|Back to Feb. Ed Reporter|
|NUMBER 181||THE NEWSPAPER OF EDUCATION RIGHTS||FEBRUARY 2001|
Book of the Month|
In The Homeschooling Revolution, longtime homeschooling advocate Isabel Lyman gives an easy-to-read overview of the movement. She examines what she calls the "stark differences between homeschooling and public schooling" and characterizes homeschooling as a "grassroots movement by maverick parent-educators who are teaching their children how to read and write at kit-chen tables." She credits these parents with making what was considered a countercultural idea acceptable and even celebrated. "Dedicated parents have achieved their goals without much applause and without a dime of government funding," she writes.
Lyman describes public education as a "duress-based system" - a "well-organized monopoly funded by confiscatory taxes." She complains that children attending public schools have little or no control over their time or social contacts, and that they "must submit to a draconian set of standards: state-mandated courses, attendance requirements, and groupings by age." They are unable to escape ideological indoctrination, lazy or poorly trained teachers, or rude or violent classmates.
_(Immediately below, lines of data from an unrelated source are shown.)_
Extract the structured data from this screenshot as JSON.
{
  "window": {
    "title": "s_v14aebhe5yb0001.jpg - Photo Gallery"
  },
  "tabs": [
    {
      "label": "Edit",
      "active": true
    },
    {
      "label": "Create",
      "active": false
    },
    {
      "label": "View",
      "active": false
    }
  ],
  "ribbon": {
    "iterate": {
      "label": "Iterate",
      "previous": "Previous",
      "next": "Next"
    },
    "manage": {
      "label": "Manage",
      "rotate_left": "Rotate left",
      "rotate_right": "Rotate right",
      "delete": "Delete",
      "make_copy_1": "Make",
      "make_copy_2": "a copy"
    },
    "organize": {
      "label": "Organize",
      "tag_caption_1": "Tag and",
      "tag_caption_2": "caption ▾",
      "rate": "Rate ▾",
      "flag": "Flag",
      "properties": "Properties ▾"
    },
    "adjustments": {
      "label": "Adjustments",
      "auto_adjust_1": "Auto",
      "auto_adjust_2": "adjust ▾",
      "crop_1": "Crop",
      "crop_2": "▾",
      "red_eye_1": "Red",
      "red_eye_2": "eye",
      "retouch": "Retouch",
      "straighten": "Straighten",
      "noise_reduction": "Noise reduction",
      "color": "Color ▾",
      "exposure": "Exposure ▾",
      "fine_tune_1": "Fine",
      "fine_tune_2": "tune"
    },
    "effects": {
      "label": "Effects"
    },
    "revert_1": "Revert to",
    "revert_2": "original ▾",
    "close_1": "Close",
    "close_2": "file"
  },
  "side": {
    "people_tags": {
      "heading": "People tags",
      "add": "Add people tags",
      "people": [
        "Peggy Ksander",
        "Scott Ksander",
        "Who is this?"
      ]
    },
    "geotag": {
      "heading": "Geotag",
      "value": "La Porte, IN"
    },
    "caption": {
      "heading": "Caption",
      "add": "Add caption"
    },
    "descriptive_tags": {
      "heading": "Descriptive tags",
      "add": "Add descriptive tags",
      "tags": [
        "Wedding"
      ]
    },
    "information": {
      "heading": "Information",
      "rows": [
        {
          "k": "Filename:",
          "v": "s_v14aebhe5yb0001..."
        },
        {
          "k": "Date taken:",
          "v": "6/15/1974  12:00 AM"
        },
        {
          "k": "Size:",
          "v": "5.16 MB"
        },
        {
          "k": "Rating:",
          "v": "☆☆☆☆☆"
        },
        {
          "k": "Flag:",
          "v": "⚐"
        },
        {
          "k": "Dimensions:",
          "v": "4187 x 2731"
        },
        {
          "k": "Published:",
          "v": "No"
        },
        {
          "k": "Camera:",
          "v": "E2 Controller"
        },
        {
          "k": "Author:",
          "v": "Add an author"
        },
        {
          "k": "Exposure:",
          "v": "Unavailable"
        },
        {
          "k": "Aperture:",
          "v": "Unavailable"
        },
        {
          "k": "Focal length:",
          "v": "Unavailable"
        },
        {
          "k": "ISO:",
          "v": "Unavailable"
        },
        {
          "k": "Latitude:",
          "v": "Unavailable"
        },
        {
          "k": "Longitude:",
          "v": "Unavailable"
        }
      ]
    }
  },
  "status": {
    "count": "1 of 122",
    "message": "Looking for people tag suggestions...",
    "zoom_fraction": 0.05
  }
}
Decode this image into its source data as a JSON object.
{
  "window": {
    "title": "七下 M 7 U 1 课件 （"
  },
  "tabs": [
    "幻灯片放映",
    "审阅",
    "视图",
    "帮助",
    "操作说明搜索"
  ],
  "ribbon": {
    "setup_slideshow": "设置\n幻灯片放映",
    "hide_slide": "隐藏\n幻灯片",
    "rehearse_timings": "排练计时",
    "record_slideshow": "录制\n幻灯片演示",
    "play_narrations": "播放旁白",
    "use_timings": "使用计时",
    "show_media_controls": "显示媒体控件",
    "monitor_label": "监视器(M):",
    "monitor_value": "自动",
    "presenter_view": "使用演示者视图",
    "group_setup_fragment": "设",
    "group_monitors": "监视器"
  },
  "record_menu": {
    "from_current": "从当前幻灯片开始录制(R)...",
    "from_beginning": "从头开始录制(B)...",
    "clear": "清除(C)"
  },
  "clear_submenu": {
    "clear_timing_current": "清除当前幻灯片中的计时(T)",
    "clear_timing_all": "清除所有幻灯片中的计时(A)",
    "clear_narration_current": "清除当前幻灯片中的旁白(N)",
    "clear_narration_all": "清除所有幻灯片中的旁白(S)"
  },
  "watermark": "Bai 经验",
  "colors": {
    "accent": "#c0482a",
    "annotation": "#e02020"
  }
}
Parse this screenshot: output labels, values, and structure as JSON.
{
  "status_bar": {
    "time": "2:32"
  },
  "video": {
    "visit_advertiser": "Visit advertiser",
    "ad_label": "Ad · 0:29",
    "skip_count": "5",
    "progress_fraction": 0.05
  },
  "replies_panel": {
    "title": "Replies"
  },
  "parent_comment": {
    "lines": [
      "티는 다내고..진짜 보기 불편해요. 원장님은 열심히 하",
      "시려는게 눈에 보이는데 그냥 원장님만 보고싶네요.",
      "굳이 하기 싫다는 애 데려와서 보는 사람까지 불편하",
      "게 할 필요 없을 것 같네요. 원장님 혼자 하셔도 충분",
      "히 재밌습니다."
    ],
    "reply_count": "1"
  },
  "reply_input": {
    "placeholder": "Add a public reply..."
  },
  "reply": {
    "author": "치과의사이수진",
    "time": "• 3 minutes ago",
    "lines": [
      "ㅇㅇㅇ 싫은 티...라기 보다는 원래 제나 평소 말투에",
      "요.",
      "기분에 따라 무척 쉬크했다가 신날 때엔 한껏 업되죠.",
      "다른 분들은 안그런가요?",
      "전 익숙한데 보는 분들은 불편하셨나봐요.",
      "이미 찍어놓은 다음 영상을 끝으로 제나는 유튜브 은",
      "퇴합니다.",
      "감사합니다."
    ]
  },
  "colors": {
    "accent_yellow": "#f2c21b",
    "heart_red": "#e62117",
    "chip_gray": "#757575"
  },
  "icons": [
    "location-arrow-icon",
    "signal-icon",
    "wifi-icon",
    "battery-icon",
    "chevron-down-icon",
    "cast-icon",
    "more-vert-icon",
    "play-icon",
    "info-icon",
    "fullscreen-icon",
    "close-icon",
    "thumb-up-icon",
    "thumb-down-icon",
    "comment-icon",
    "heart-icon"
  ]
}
Lyman cites research that helped popularize the modern homeschooling movement, primarily that of Dr. Raymond Moore and the late John Holt in the 1960s and 70s. "Holt came to view schools as places that produce obedient but dull citizens," she writes.
She also points out that home-schooling has been treated in a surprisingly positive manner in the media, helped no doubt by a handful of celebrity homeschoolers including the pop music group, Hanson, and the former Facts of Life TV star, Lisa Whelchel.
Of course, The Homeschooling Revolution discusses the all-important issue of academics. Lyman demonstrates that, regardless of race or family income, homeschooled children consistently score higher on standardized tests than their public school counterparts.
"The bottom line," she writes, "is this: If children are enrolled in a school (be it public or private), someone besides the people who know them best and love them most are assuming the responsibility for their academic experiences."